If you click on an image file in finder on the mac and press the space bar, Preview will preview the photo for you. After doing this, you can zoom in on the image (by pinching two fingers apart from each other). When you do this it's like a gray layer with low opacity appears over the image (as if there is less contrast). When you zoom out all the way, and continue doing the zoom out motion with your fingers it's as if this gray layer disappears (and the resulting image often looks better.)

If I open the image in another photo editing app, the image with the apparent gray layer is what opens. Thus, it looks like what I perceive as a gray layer is in fact just the image itself. Thus, I'm guessing preview applies some sort of filter when you zoom out all the way of an image and continue zooming. Does anyone know what kind of changes this filter is making (because most of my images look a lot better and have much better contrast with this apparent filter)?

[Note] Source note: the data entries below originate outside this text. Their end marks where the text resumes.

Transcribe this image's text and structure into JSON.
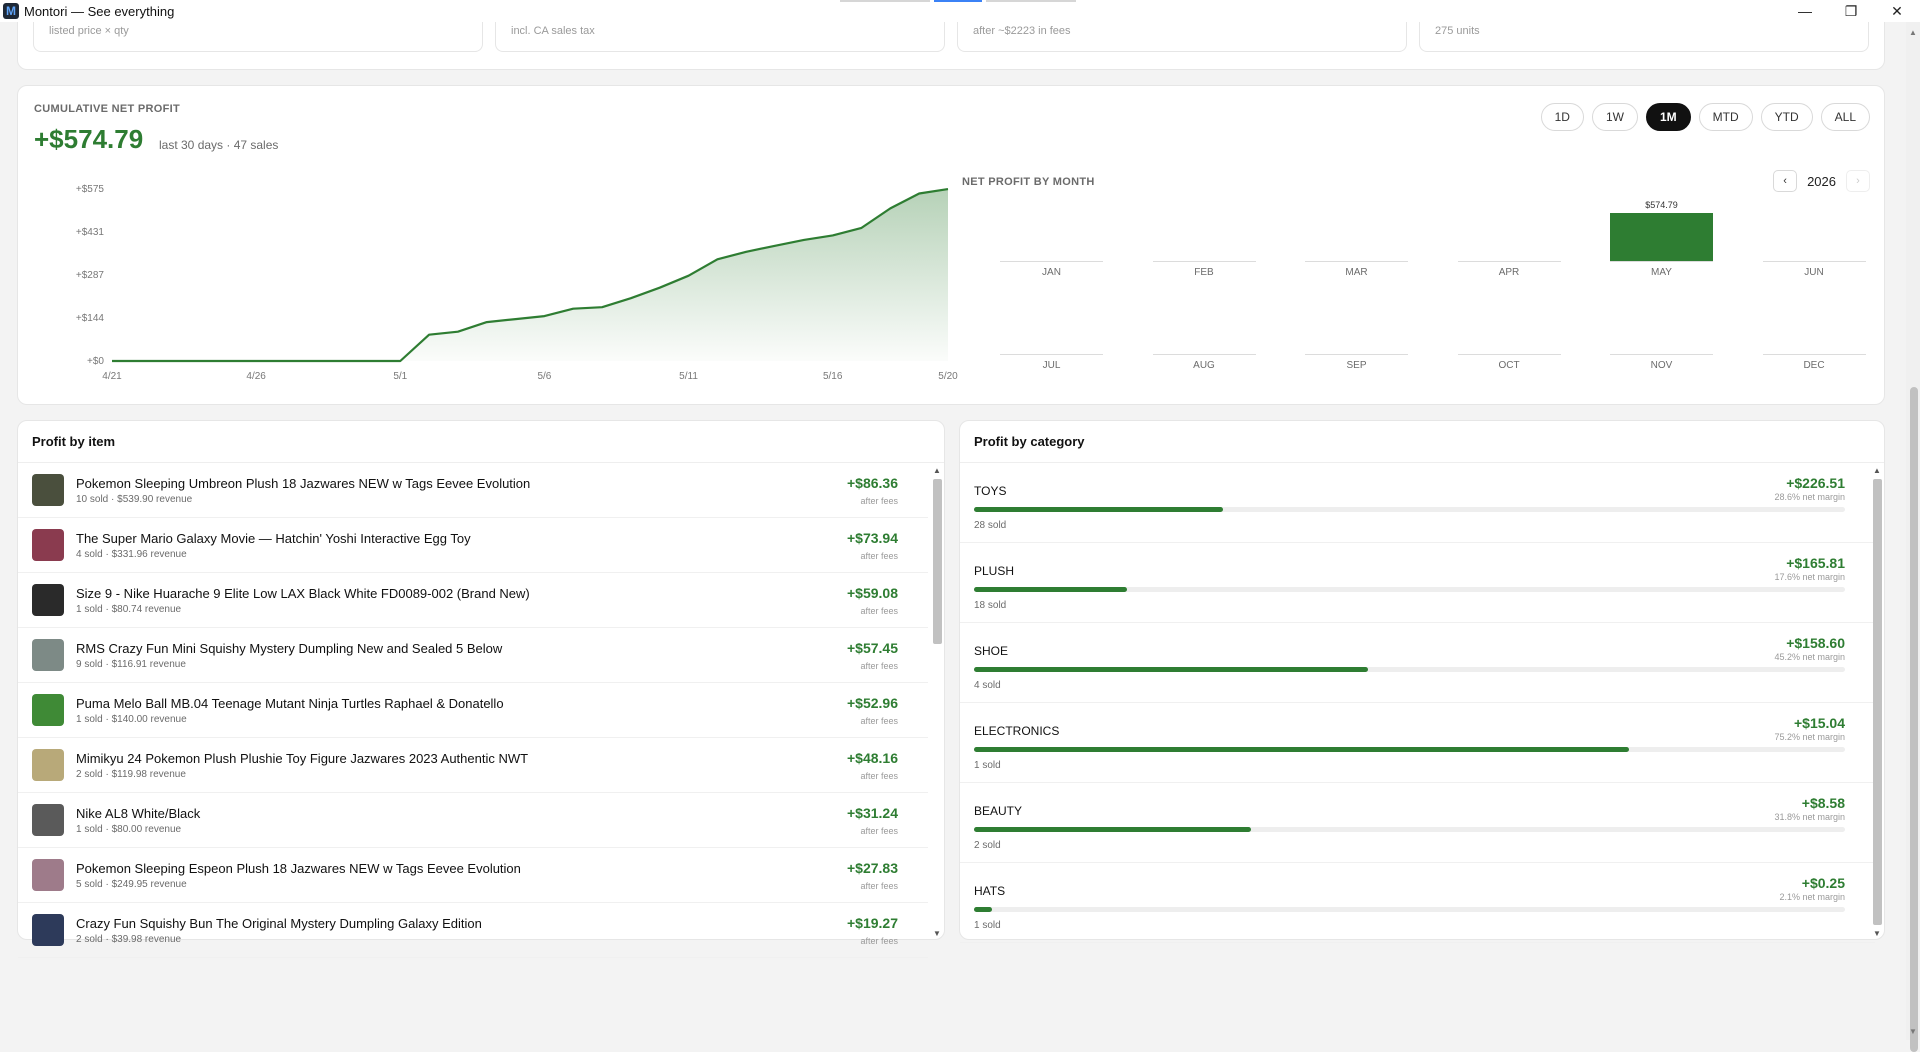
{
  "window": {
    "title": "Montori — See everything",
    "logo_letter": "M"
  },
  "stats": [
    {
      "sub": "listed price × qty"
    },
    {
      "sub": "incl. CA sales tax"
    },
    {
      "sub": "after ~$2223 in fees"
    },
    {
      "sub": "275 units"
    }
  ],
  "cumulative": {
    "label": "CUMULATIVE NET PROFIT",
    "value": "+$574.79",
    "sub": "last 30 days · 47 sales",
    "ranges": [
      "1D",
      "1W",
      "1M",
      "MTD",
      "YTD",
      "ALL"
    ],
    "active_range": "1M"
  },
  "chart_data": [
    {
      "type": "area",
      "title": "",
      "x": [
        "4/21",
        "4/22",
        "4/23",
        "4/24",
        "4/25",
        "4/26",
        "4/27",
        "4/28",
        "4/29",
        "4/30",
        "5/1",
        "5/2",
        "5/3",
        "5/4",
        "5/5",
        "5/6",
        "5/7",
        "5/8",
        "5/9",
        "5/10",
        "5/11",
        "5/12",
        "5/13",
        "5/14",
        "5/15",
        "5/16",
        "5/17",
        "5/18",
        "5/19",
        "5/20"
      ],
      "x_tick_labels": [
        "4/21",
        "4/26",
        "5/1",
        "5/6",
        "5/11",
        "5/16",
        "5/20"
      ],
      "y_tick_labels": [
        "+$0",
        "+$144",
        "+$287",
        "+$431",
        "+$575"
      ],
      "series": [
        {
          "values": [
            0,
            0,
            0,
            0,
            0,
            0,
            0,
            0,
            0,
            0,
            0,
            88,
            98,
            130,
            140,
            150,
            175,
            180,
            210,
            245,
            285,
            340,
            365,
            385,
            405,
            420,
            445,
            510,
            560,
            574.79
          ]
        }
      ],
      "ylim": [
        0,
        575
      ],
      "grid": false,
      "color": "#2e7d32"
    },
    {
      "type": "bar",
      "title": "NET PROFIT BY MONTH",
      "year": "2026",
      "categories": [
        "JAN",
        "FEB",
        "MAR",
        "APR",
        "MAY",
        "JUN",
        "JUL",
        "AUG",
        "SEP",
        "OCT",
        "NOV",
        "DEC"
      ],
      "values": [
        0,
        0,
        0,
        0,
        574.79,
        0,
        0,
        0,
        0,
        0,
        0,
        0
      ],
      "value_labels": [
        "",
        "",
        "",
        "",
        "$574.79",
        "",
        "",
        "",
        "",
        "",
        "",
        ""
      ],
      "color": "#2e7d32"
    }
  ],
  "items_card": {
    "title": "Profit by item",
    "items": [
      {
        "name": "Pokemon Sleeping Umbreon Plush 18 Jazwares NEW w Tags Eevee Evolution",
        "meta": "10 sold · $539.90 revenue",
        "profit": "+$86.36",
        "fees": "after fees",
        "thumb_color": "#4a4f3d"
      },
      {
        "name": "The Super Mario Galaxy Movie — Hatchin' Yoshi Interactive Egg Toy",
        "meta": "4 sold · $331.96 revenue",
        "profit": "+$73.94",
        "fees": "after fees",
        "thumb_color": "#8a3b4f"
      },
      {
        "name": "Size 9 - Nike Huarache 9 Elite Low LAX Black White FD0089-002 (Brand New)",
        "meta": "1 sold · $80.74 revenue",
        "profit": "+$59.08",
        "fees": "after fees",
        "thumb_color": "#2a2a2a"
      },
      {
        "name": "RMS Crazy Fun Mini Squishy Mystery Dumpling New and Sealed 5 Below",
        "meta": "9 sold · $116.91 revenue",
        "profit": "+$57.45",
        "fees": "after fees",
        "thumb_color": "#7d8a86"
      },
      {
        "name": "Puma Melo Ball MB.04 Teenage Mutant Ninja Turtles Raphael & Donatello",
        "meta": "1 sold · $140.00 revenue",
        "profit": "+$52.96",
        "fees": "after fees",
        "thumb_color": "#3f8a36"
      },
      {
        "name": "Mimikyu 24 Pokemon Plush Plushie Toy Figure Jazwares 2023 Authentic NWT",
        "meta": "2 sold · $119.98 revenue",
        "profit": "+$48.16",
        "fees": "after fees",
        "thumb_color": "#b8a979"
      },
      {
        "name": "Nike AL8 White/Black",
        "meta": "1 sold · $80.00 revenue",
        "profit": "+$31.24",
        "fees": "after fees",
        "thumb_color": "#5a5a5a"
      },
      {
        "name": "Pokemon Sleeping Espeon Plush 18 Jazwares NEW w Tags Eevee Evolution",
        "meta": "5 sold · $249.95 revenue",
        "profit": "+$27.83",
        "fees": "after fees",
        "thumb_color": "#9e7b8a"
      },
      {
        "name": "Crazy Fun Squishy Bun The Original Mystery Dumpling Galaxy Edition",
        "meta": "2 sold · $39.98 revenue",
        "profit": "+$19.27",
        "fees": "after fees",
        "thumb_color": "#2d3a5a"
      }
    ]
  },
  "category_card": {
    "title": "Profit by category",
    "categories": [
      {
        "name": "TOYS",
        "sold": "28 sold",
        "profit": "+$226.51",
        "margin": "28.6% net margin",
        "margin_pct": 28.6
      },
      {
        "name": "PLUSH",
        "sold": "18 sold",
        "profit": "+$165.81",
        "margin": "17.6% net margin",
        "margin_pct": 17.6
      },
      {
        "name": "SHOE",
        "sold": "4 sold",
        "profit": "+$158.60",
        "margin": "45.2% net margin",
        "margin_pct": 45.2
      },
      {
        "name": "ELECTRONICS",
        "sold": "1 sold",
        "profit": "+$15.04",
        "margin": "75.2% net margin",
        "margin_pct": 75.2
      },
      {
        "name": "BEAUTY",
        "sold": "2 sold",
        "profit": "+$8.58",
        "margin": "31.8% net margin",
        "margin_pct": 31.8
      },
      {
        "name": "HATS",
        "sold": "1 sold",
        "profit": "+$0.25",
        "margin": "2.1% net margin",
        "margin_pct": 2.1
      }
    ]
  },
  "colors": {
    "accent": "#2e7d32",
    "active_range_bg": "#111111"
  }
}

  • First of all, welcome to Ask Different! :) I've never noticed this, so have been playing with this a little by previewing images in Finder (using Preview as you describe), and then doing the same in Photoshop. I've zoomed in at up to 500% and out again, but to be honest I can't see what you're describing. What version of macOS are you running? Also, what is the other photo editing app you were using? Finally, is this something you notice with all images, or just particular types of images?
    – Monomeeth
    Commented May 30, 2018 at 7:10
  • Thanks! I am running Mac High Sierra, 10.13.1. This is an example: streamable.com/4pk0m . You can see the flickering near the beginning when I first zoom in and the flickering at the end, when I zoom out all the way and continue zooming.
    – Aloysius
    Commented May 30, 2018 at 14:06

3 Answers 3


I'm not 100% certain, but I don't think this is a filter. Here is my thinking:

  • Initially I couldn't replicate this behaviour, even after previewing many images in Finder (using Preview as you describe) and zooming in and out.

  • Then I watched the video capture you shared and remembered seeing this before, so I went back and tried again on a couple of other Macs and saw the same thing.

  • I then returned to the original Mac and used the same images to test again. Still couldn't replicate this.

Here's the crux: The original Mac I used was my iMac Pro and obviously it has a much better GPU than the other Macs. My thinking is that the grey layer is actually the GPU processing the zoom quality. On the iMac Pro it happens so fast that it's just not visible, on the other Macs it's being processed slower and is visible.

So, the fact that the image looks better after going through this process is most likely because the GPU has processed extra information from the image data (as a result of the zooming action) and it's still in its memory.


I searched Google now because I also want to know. It's almost like when you zoom out more contrast appears and as soon as you lift your fingers from the touchpad an soft/grey overlay get's applied...


Same behavior here on my Macbook Air 2013 with High Sierra (but had already the same problem for years or as long as I can remember). When I hit space with one or more images selected in Finder to do a quick view, the first photo displayed has nice bright colors. But as soon as I zoom in or browse back and forth between images, they turn dull, washed-out, and it's as if an additional rendering step was added with a delay, each photo turns this grayish about half a second after the initial rendering. No idea how to fix it, very annoying. I don't have the issue with Preview though.